Luego llegaba el sábado, y ahí gozábamos con la naturaleza. En Anambra, la actividad más divertida que los jóvenes podían hacer al llegar el fin de semana no era salir a beber con los amigos y entrar a una discoteca a bailar, allí íbamos a la selva a cazar. Salíamos por la mañana temprano equipados con cuerdas, redes y grandes machetes y dedicábamos todo el día a perdernos en la selva. Esta enorme superficie de árboles se extiende más de sesenta mil kilómetros cuadrados al suroeste de Nigeria, llegando hasta la República de Benín, por lo que hay que saber muy bien por dónde se mueve uno si no quiere perderse. Abundan los chimpancés, con los que había que tener mucho cuidado de no enfadarlos, y los elefantes a los que intentábamos no acercarnos demasiado. Como es de imaginar, tuvimos más de un accidente allí en la selva. Los peligros en Nigeria forman parte del día a día, desde caer de un andamio en un día de trabajo, hasta sufrir el ataque de un animal en una excursión a la selva: era parte del día a día y los jóvenes lo sabíamos, crecíamos con ello y, de alguna forma, nos fortalecía. Recuerdo como uno de mis mejores amigos, Joseph, se sobrepasó tratando de atrapar lo que creíamos que era una especie de Dasymys, un roedor típico de Nigeria. Le avisamos de que introducir el brazo en aquella madriguera era peligroso, pero no nos hizo caso. Resultó que en aquel momento ya había otro animal en el interior del agujero, algún tipo de felino que al ver el brazo de Joseph se lanzó a por él, destrozándolo. A pesar de los intentos por parte de los médicos, nunca recuperó la movilidad en dicho brazo. Esto no le impidió seguir viniendo con nosotros a la selva los fines de semana.
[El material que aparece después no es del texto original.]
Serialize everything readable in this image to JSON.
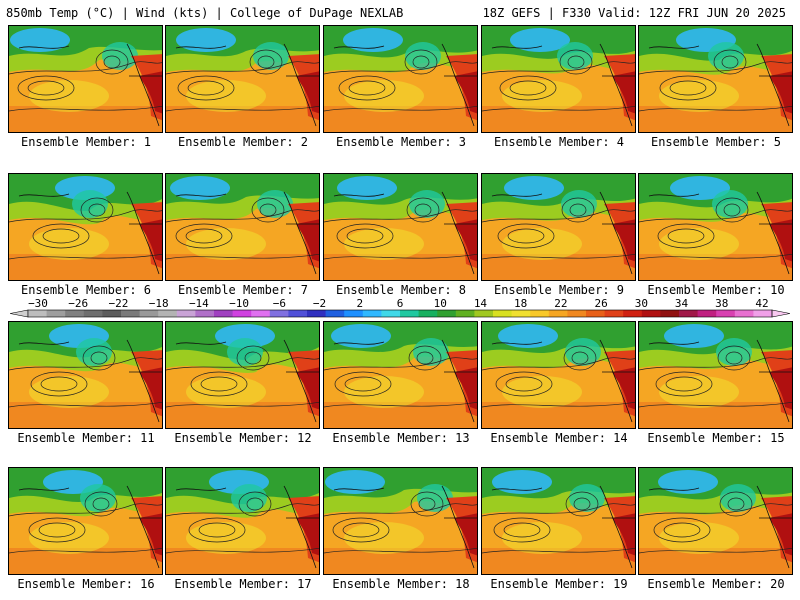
{
  "header": {
    "left": "850mb Temp (°C) | Wind (kts) | College of DuPage NEXLAB",
    "right": "18Z GEFS | F330 Valid: 12Z FRI JUN 20 2025"
  },
  "member_label_prefix": "Ensemble Member: ",
  "members": [
    1,
    2,
    3,
    4,
    5,
    6,
    7,
    8,
    9,
    10,
    11,
    12,
    13,
    14,
    15,
    16,
    17,
    18,
    19,
    20
  ],
  "colorbar": {
    "labels": [
      "−30",
      "−26",
      "−22",
      "−18",
      "−14",
      "−10",
      "−6",
      "−2",
      "2",
      "6",
      "10",
      "14",
      "18",
      "22",
      "26",
      "30",
      "34",
      "38",
      "42"
    ],
    "colors": [
      "#bdbdbd",
      "#9e9e9e",
      "#808080",
      "#6e6e6e",
      "#5c5c5c",
      "#7a7a7a",
      "#999999",
      "#b3b3b3",
      "#c9a3d6",
      "#b070c8",
      "#a040c0",
      "#d040e0",
      "#e070f0",
      "#8070e0",
      "#5050d8",
      "#3030c0",
      "#2060e0",
      "#1e90ff",
      "#30b8ff",
      "#40d8e8",
      "#20c8a0",
      "#18b060",
      "#30a030",
      "#60b020",
      "#a0c820",
      "#d8e020",
      "#f0e030",
      "#f8c828",
      "#f5a623",
      "#f08820",
      "#e86018",
      "#e04018",
      "#d02010",
      "#b01010",
      "#901010",
      "#a01848",
      "#c02080",
      "#d840b0",
      "#e870d0",
      "#f0a0e8"
    ]
  }
}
Empezaba a ser consciente de que sería casi imposible que todos mis hermanos y yo consiguiéramos buenos trabajos, y solo nos quedaría trabajar en el campo
A los catorce años recuerdo que la idea de viajar a Europa comenzó a abrirse paso en mi cabeza. Aunque éramos felices, yo no era estúpido y sabía que mis padres tenían que hacer grandes esfuerzos para poder mantenernos a mis ocho hermanos y a mí. Incluso empezaba a ser consciente de que sería casi imposible que todos mis hermanos y yo consiguiéramos buenos trabajos, a pesar de nuestros estudios, y solo nos quedaría trabajar en el campo. El hermano de uno de los vecinos vivía en uno de esos países lejanos de Europa y contaba que había conseguido un buen trabajo. Su familia podía costearse la manutención de los más pequeños, e incluso ahorrar algo de dinero. Empecé a imaginarme a mí mismo trabajando en países fascinantes y enviando regalos y dinero a mis hermanos y a mis padres. Veía los aviones allá a lo lejos en el cielo y me preguntaba cómo sería ir hasta un lugar tan distante y diferente, con tal cantidad de personas distintas y tantas ciudades grandes. Se trataba de una idea que aparecía sobre todo por las noches, en la tranquilidad de mi cama y que yo mismo pensaba que era más un sueño infantil e inalcanzable, que un plan de futuro. Al menos, fue así hasta que mi padre sufrió el extraño accidente que puso todo patas arriba. Un percance que descompuso nuestra familia, tumbó todos los planes, todo nuestro futuro, haciendo que tuviéramos que dejar nuestras vidas tal y como las conocíamos y comenzar uno de los periodos más duros de mi vida.